# OpenSearch NLP

Provides Natural Language Processing capabilities for OpenSearch, enabling semantic search, hybrid search, and ML-powered query understanding.

## Features

- **Semantic Search**: Vector-based search using text embeddings
- **Hybrid Search**: Combines keyword matching with semantic search
- **Semantic Caching**: Intelligent query caching based on similarity
- **ML Model Management**: Deploy and manage OpenSearch ML models
- **External Model Support**: Connect to OpenAI and other ML services

## Requirements

- Drupal 10 or 11
- `search_api_opensearch` module
- OpenSearch server 2.19 with ML Commons plugin ([Documentation](https://docs.opensearch.org/2.19))
- PHP 8.1+

**Important**:
- This module currently supports OpenSearch version 2.19. Other versions may have compatibility issues with ML Commons features.
- You can use OpenSearch pretrained models for semantic search. See [OpenSearch Pretrained Models](https://docs.opensearch.org/2.19/ml-commons-plugin/pretrained-models/) for available models and their configurations.

## Installation

```bash
composer require drupal/opensearch_nlp
drush en opensearch_nlp
```

### Required Patch for OpenSearch PHP Client 2.19 version

This module requires a patch to the `opensearch-project/opensearch-php` library to support ML model search queries and automatic KNN index creation.
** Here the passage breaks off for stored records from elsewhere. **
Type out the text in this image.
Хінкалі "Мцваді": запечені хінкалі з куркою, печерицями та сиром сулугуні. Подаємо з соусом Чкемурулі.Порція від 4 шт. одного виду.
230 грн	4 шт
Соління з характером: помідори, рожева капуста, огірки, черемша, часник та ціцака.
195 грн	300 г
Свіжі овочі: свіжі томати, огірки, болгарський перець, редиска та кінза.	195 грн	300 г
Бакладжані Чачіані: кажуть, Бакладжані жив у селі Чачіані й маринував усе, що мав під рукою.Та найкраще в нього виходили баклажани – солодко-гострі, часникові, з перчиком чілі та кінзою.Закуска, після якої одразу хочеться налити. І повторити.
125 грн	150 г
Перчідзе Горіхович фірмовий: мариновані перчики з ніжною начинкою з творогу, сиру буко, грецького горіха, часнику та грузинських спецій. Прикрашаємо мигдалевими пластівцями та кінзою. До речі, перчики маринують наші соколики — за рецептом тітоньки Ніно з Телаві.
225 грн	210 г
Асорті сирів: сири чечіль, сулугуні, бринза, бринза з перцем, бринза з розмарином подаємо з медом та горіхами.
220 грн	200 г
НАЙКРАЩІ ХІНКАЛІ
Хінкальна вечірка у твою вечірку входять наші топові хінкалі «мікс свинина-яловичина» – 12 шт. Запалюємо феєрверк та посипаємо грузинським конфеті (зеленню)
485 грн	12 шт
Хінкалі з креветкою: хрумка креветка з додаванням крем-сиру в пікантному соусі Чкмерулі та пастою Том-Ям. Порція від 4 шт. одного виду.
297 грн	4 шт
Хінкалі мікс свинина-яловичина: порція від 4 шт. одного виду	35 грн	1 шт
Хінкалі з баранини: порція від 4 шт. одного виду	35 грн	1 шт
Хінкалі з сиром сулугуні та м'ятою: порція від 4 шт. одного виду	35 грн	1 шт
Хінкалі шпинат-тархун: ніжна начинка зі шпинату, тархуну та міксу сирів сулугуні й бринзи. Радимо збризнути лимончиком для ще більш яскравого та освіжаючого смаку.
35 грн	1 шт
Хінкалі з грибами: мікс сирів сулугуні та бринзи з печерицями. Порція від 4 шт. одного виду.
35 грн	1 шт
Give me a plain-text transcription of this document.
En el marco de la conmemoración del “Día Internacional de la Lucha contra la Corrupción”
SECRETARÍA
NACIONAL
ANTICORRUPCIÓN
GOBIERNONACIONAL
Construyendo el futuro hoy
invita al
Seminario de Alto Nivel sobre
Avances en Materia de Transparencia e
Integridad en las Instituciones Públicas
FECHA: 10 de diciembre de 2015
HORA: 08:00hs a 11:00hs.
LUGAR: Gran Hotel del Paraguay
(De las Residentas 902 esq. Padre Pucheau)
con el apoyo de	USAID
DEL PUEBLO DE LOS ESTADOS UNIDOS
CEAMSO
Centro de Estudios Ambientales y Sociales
Add the following to your `composer.json`:

```json
{
  "extra": {
    "patches": {
      "opensearch-project/opensearch-php": {
        "Support POST method for ML model search and auto-enable KNN on index creation": "patches/opensearch-php-ml-model-search-knn.patch"
      }
    }
  }
}
```

**Patch contents** (`patches/opensearch-php-ml-model-search-knn.patch`):

```diff
diff --git a/src/OpenSearch/Endpoints/Ml/SearchModels.php b/src/OpenSearch/Endpoints/Ml/SearchModels.php
index 25d7e06b..868d295c 100644
--- a/src/OpenSearch/Endpoints/Ml/SearchModels.php
+++ b/src/OpenSearch/Endpoints/Ml/SearchModels.php
@@ -40,7 +40,7 @@ class SearchModels extends AbstractEndpoint

     public function getMethod(): string
     {
-        return 'GET';
+        return isset($this->body) ? 'POST' : 'GET';
     }

     public function setBody($body): static

diff --git a/src/OpenSearch/Namespaces/IndicesNamespace.php b/src/OpenSearch/Namespaces/IndicesNamespace.php
index 7d6b5ca5..fbbbe40b 100644
--- a/src/OpenSearch/Namespaces/IndicesNamespace.php
+++ b/src/OpenSearch/Namespaces/IndicesNamespace.php
@@ -209,6 +209,19 @@ class IndicesNamespace extends AbstractNamespace
      */
     public function create(array $params = [])
     {
+        // Ensure 'body' exists and is an array
+        if (!isset($params['body']) || !is_array($params['body'])) {
+            $params['body'] = [];
+        }
+        // Ensure 'settings' and 'index' keys exist
+        if (!isset($params['body']['settings']) || !is_array($params['body']['settings'])) {
+            $params['body']['settings'] = [];
+        }
+        if (!isset($params['body']['settings']['index']) || !is_array($params['body']['settings']['index'])) {
+            $params['body']['settings']['index'] = [];
+        }
+        // Set knn to true
+        $params['body']['settings']['index']['knn'] = true;
         $index = $this->extractArgument($params, 'index');
         $body = $this->extractArgument($params, 'body');
```

**What this patch does:**
1. **ML Model Search**: Allows POST method for `SearchModels` endpoint when a body is present (required for filtering models by query)
2. **Auto-enable KNN**: Automatically enables KNN (K-Nearest Neighbors) on index creation, which is required for vector search functionality

## Setup

### 1. Add Vector Field to Index

1. Go to your Search API index: `/admin/config/search/search-api/index/{index_id}/fields`
2. Add a new field:
   - **Type**: String
   - **Data Type**: **Opensearch Text embedding Vector**
   - **Name**: Based on your mapping field (e.g., `title` → `title_embedding`)
3. Save the index

### 2. Configure NLP Settings

1. Go to `/admin/config/search/opensearch-nlp`
2. Enable NLP and set model configuration
3. Under "Index-specific NLP settings":
   - Enable NLP for your index
   - Set mapping-embedding pairs: `title|title_embedding`
   - Set pipeline IDs, search type, etc.
4. Save configuration (this creates model and pipelines automatically)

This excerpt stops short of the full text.